LOL! I have an SGA/Quantum Leap fic (that's kind of stalled out, I admit) that runs under almost exactly that premise! Sam leaps into Elizabeth, who was in the process of delicate negotiations.
As an opiate, certainly. ^_^
That was what I was referring to, yes. I try to avoid theological debate when I can ~_^
(no subject)
Date: 2007-03-21 06:29 pm (UTC)And yours makes sense; with Point A given, it is quite possible to work out how a given character gets from Point A to Point B. (Without it, one is likely to come in on a completely different vector.)

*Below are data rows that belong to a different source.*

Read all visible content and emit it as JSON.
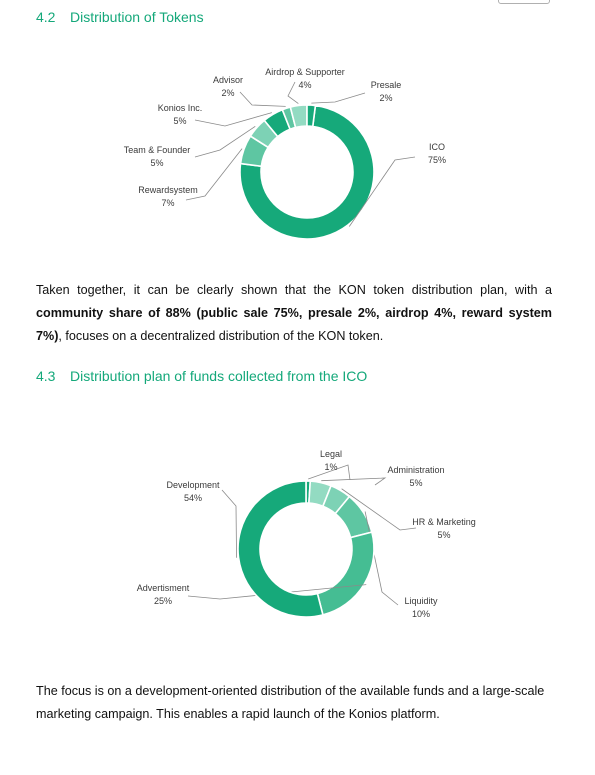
{
  "section_42": {
    "number": "4.2",
    "title": "Distribution of Tokens"
  },
  "paragraph_1": {
    "part1": "Taken together, it can be clearly shown that the KON token distribution plan, with a",
    "bold": "community share of 88% (public sale 75%, presale 2%, airdrop 4%, reward system 7%)",
    "part2": ",",
    "part3": "focuses on a decentralized distribution of the KON token."
  },
  "section_43": {
    "number": "4.3",
    "title": "Distribution plan of funds collected from the ICO"
  },
  "paragraph_2": {
    "line1": "The focus is on a development-oriented distribution of the available funds and a large-scale",
    "line2": "marketing campaign. This enables a rapid launch of the Konios platform."
  },
  "chart_data": [
    {
      "type": "pie",
      "subtype": "donut",
      "categories": [
        "ICO",
        "Rewardsystem",
        "Team & Founder",
        "Konios Inc.",
        "Advisor",
        "Airdrop & Supporter",
        "Presale"
      ],
      "values": [
        75,
        7,
        5,
        5,
        2,
        4,
        2
      ],
      "labels": [
        {
          "name": "ICO",
          "value": "75%"
        },
        {
          "name": "Rewardsystem",
          "value": "7%"
        },
        {
          "name": "Team & Founder",
          "value": "5%"
        },
        {
          "name": "Konios Inc.",
          "value": "5%"
        },
        {
          "name": "Advisor",
          "value": "2%"
        },
        {
          "name": "Airdrop & Supporter",
          "value": "4%"
        },
        {
          "name": "Presale",
          "value": "2%"
        }
      ],
      "colors": [
        "#16a97a",
        "#5ec6a2",
        "#7dd2b5",
        "#16a97a",
        "#5ec6a2",
        "#93dbc2",
        "#16a97a"
      ]
    },
    {
      "type": "pie",
      "subtype": "donut",
      "categories": [
        "Legal",
        "Administration",
        "HR & Marketing",
        "Liquidity",
        "Advertisment",
        "Development"
      ],
      "values": [
        1,
        5,
        5,
        10,
        25,
        54
      ],
      "labels": [
        {
          "name": "Legal",
          "value": "1%"
        },
        {
          "name": "Administration",
          "value": "5%"
        },
        {
          "name": "HR & Marketing",
          "value": "5%"
        },
        {
          "name": "Liquidity",
          "value": "10%"
        },
        {
          "name": "Advertisment",
          "value": "25%"
        },
        {
          "name": "Development",
          "value": "54%"
        }
      ],
      "colors": [
        "#16a97a",
        "#93dbc2",
        "#7dd2b5",
        "#5ec6a2",
        "#45bd93",
        "#16a97a"
      ]
    }
  ]
}
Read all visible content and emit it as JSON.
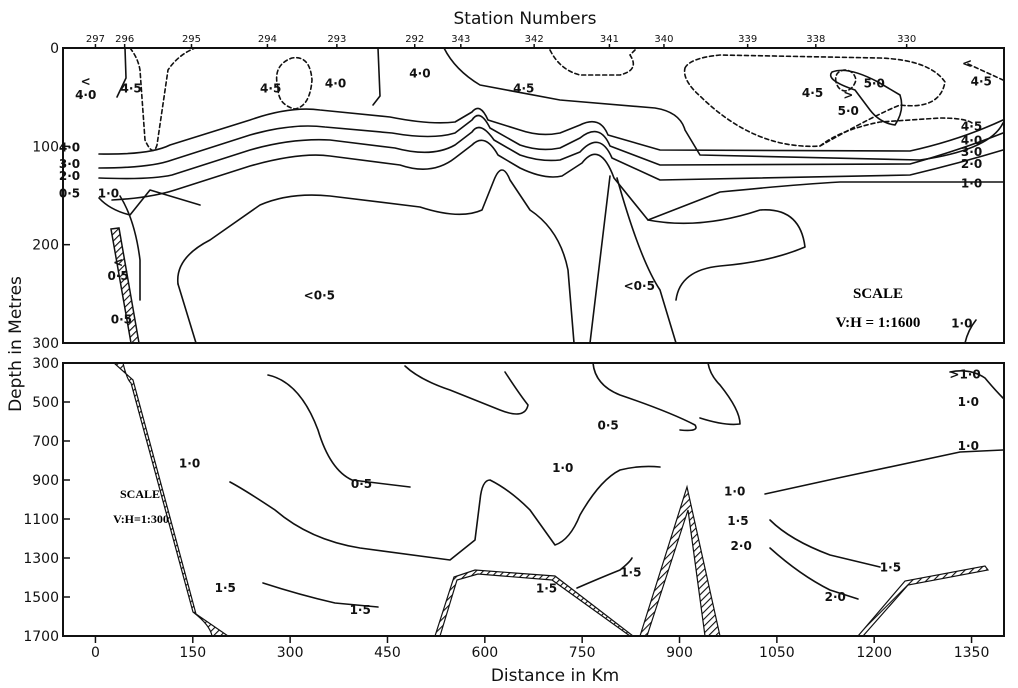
{
  "chart_data": {
    "type": "contour",
    "title": "Station Numbers",
    "xlabel": "Distance in Km",
    "ylabel": "Depth in Metres",
    "xlim": [
      -50,
      1400
    ],
    "xticks": [
      0,
      150,
      300,
      450,
      600,
      750,
      900,
      1050,
      1200,
      1350
    ],
    "stations": [
      {
        "label": "297",
        "x": 0
      },
      {
        "label": "296",
        "x": 45
      },
      {
        "label": "295",
        "x": 148
      },
      {
        "label": "294",
        "x": 265
      },
      {
        "label": "293",
        "x": 372
      },
      {
        "label": "292",
        "x": 492
      },
      {
        "label": "343",
        "x": 563
      },
      {
        "label": "342",
        "x": 676
      },
      {
        "label": "341",
        "x": 792
      },
      {
        "label": "340",
        "x": 876
      },
      {
        "label": "339",
        "x": 1005
      },
      {
        "label": "338",
        "x": 1110
      },
      {
        "label": "330",
        "x": 1250
      }
    ],
    "panels": [
      {
        "id": "upper",
        "ylim": [
          0,
          300
        ],
        "yticks": [
          "0",
          "100",
          "200",
          "300"
        ],
        "scale_title": "SCALE",
        "scale_ratio": "V:H = 1:1600",
        "labels": [
          {
            "text": "<",
            "x": -15,
            "y": 38
          },
          {
            "text": "4·0",
            "x": -15,
            "y": 52
          },
          {
            "text": "4·5",
            "x": 55,
            "y": 45
          },
          {
            "text": "4·5",
            "x": 270,
            "y": 45
          },
          {
            "text": "4·0",
            "x": 370,
            "y": 40
          },
          {
            "text": "4·0",
            "x": 500,
            "y": 30
          },
          {
            "text": "4·5",
            "x": 660,
            "y": 45
          },
          {
            "text": "4·5",
            "x": 1105,
            "y": 50
          },
          {
            "text": "5·0",
            "x": 1200,
            "y": 40
          },
          {
            "text": ">",
            "x": 1160,
            "y": 52
          },
          {
            "text": "5·0",
            "x": 1160,
            "y": 68
          },
          {
            "text": "<",
            "x": 1343,
            "y": 20
          },
          {
            "text": "4·5",
            "x": 1365,
            "y": 38
          },
          {
            "text": "4·5",
            "x": 1350,
            "y": 84
          },
          {
            "text": "4·0",
            "x": 1350,
            "y": 98
          },
          {
            "text": "3·0",
            "x": 1350,
            "y": 110
          },
          {
            "text": "2·0",
            "x": 1350,
            "y": 122
          },
          {
            "text": "1·0",
            "x": 1350,
            "y": 142
          },
          {
            "text": "4·0",
            "x": -40,
            "y": 105
          },
          {
            "text": "3·0",
            "x": -40,
            "y": 122
          },
          {
            "text": "2·0",
            "x": -40,
            "y": 134
          },
          {
            "text": "0·5",
            "x": -40,
            "y": 152
          },
          {
            "text": "1·0",
            "x": 20,
            "y": 152
          },
          {
            "text": "<",
            "x": 35,
            "y": 222
          },
          {
            "text": "0·5",
            "x": 35,
            "y": 236
          },
          {
            "text": "0·5",
            "x": 40,
            "y": 280
          },
          {
            "text": "<0·5",
            "x": 345,
            "y": 256
          },
          {
            "text": "<0·5",
            "x": 838,
            "y": 246
          },
          {
            "text": "1·0",
            "x": 1335,
            "y": 284
          }
        ]
      },
      {
        "id": "lower",
        "ylim": [
          300,
          1700
        ],
        "yticks": [
          "300",
          "500",
          "700",
          "900",
          "1100",
          "1300",
          "1500",
          "1700"
        ],
        "scale_title": "SCALE",
        "scale_ratio": "V:H=1:300",
        "labels": [
          {
            "text": ">1·0",
            "x": 1340,
            "y": 380
          },
          {
            "text": "1·0",
            "x": 1345,
            "y": 520
          },
          {
            "text": "0·5",
            "x": 790,
            "y": 640
          },
          {
            "text": "1·0",
            "x": 1345,
            "y": 745
          },
          {
            "text": "1·0",
            "x": 145,
            "y": 835
          },
          {
            "text": "0·5",
            "x": 410,
            "y": 940
          },
          {
            "text": "1·0",
            "x": 720,
            "y": 860
          },
          {
            "text": "1·0",
            "x": 985,
            "y": 980
          },
          {
            "text": "1·5",
            "x": 990,
            "y": 1130
          },
          {
            "text": "2·0",
            "x": 995,
            "y": 1260
          },
          {
            "text": "1·5",
            "x": 1225,
            "y": 1370
          },
          {
            "text": "2·0",
            "x": 1140,
            "y": 1520
          },
          {
            "text": "1·5",
            "x": 200,
            "y": 1475
          },
          {
            "text": "1·5",
            "x": 408,
            "y": 1588
          },
          {
            "text": "1·5",
            "x": 695,
            "y": 1478
          },
          {
            "text": "1·5",
            "x": 825,
            "y": 1395
          }
        ]
      }
    ]
  }
}
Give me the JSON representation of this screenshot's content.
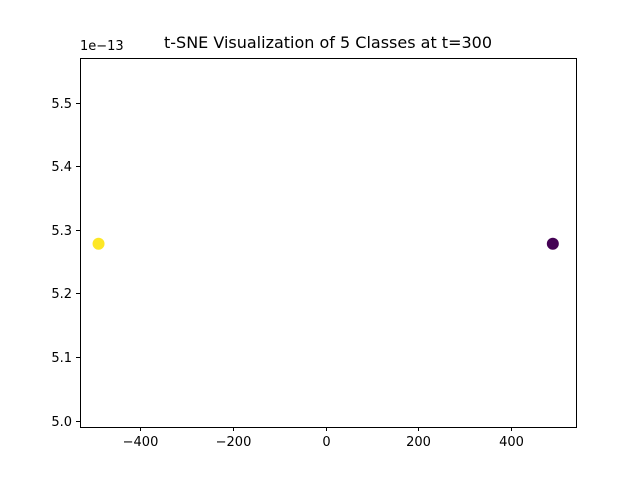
{
  "chart_data": {
    "type": "scatter",
    "title": "t-SNE Visualization of 5 Classes at t=300",
    "xlabel": "",
    "ylabel": "",
    "y_offset_label": "1e−13",
    "xlim": [
      -530,
      540
    ],
    "ylim": [
      4.99,
      5.57
    ],
    "x_ticks": [
      {
        "value": -400,
        "label": "−400"
      },
      {
        "value": -200,
        "label": "−200"
      },
      {
        "value": 0,
        "label": "0"
      },
      {
        "value": 200,
        "label": "200"
      },
      {
        "value": 400,
        "label": "400"
      }
    ],
    "y_ticks": [
      {
        "value": 5.0,
        "label": "5.0"
      },
      {
        "value": 5.1,
        "label": "5.1"
      },
      {
        "value": 5.2,
        "label": "5.2"
      },
      {
        "value": 5.3,
        "label": "5.3"
      },
      {
        "value": 5.4,
        "label": "5.4"
      },
      {
        "value": 5.5,
        "label": "5.5"
      }
    ],
    "points": [
      {
        "x": -490,
        "y": 5.278,
        "color": "#fde725"
      },
      {
        "x": 490,
        "y": 5.278,
        "color": "#440154"
      }
    ],
    "grid": false,
    "legend": "none"
  }
}
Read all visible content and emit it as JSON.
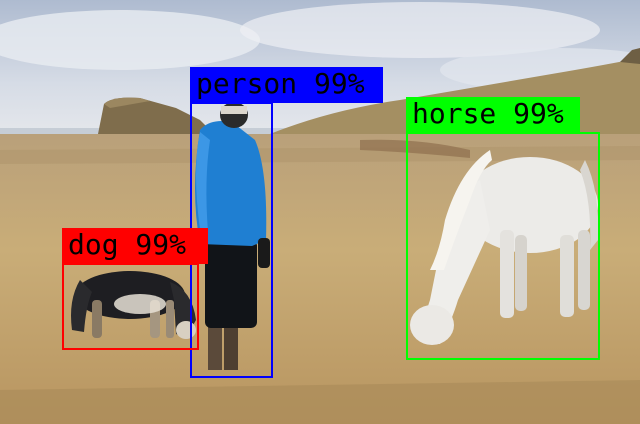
{
  "image": {
    "description_colors": {
      "sky": "#c9d3e0",
      "grass": "#c7ab78",
      "hill": "#8a7650"
    }
  },
  "detections": [
    {
      "id": "person",
      "label": "person 99%",
      "color": "#0000ff",
      "text_color": "#000000"
    },
    {
      "id": "horse",
      "label": "horse 99%",
      "color": "#00ff00",
      "text_color": "#000000"
    },
    {
      "id": "dog",
      "label": "dog 99%",
      "color": "#ff0000",
      "text_color": "#000000"
    }
  ]
}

Although now I'll have to change one of the lines in "Guises in Four Seasons," because there's no way that Elizabeth could be "nearly as old as Charin." Hm. Perhaps if I had Teyla say "my father's age" instead?
//LOL! I have an SGA/Quantum Leap fic (that's kind of stalled out, I admit) that runs under almost exactly that premise! Sam leaps into Elizabeth, who was in the process of delicate negotiations.//
There can never be too many Stargate/Quantum Leap fics; I hope your inspiration for it returns soon!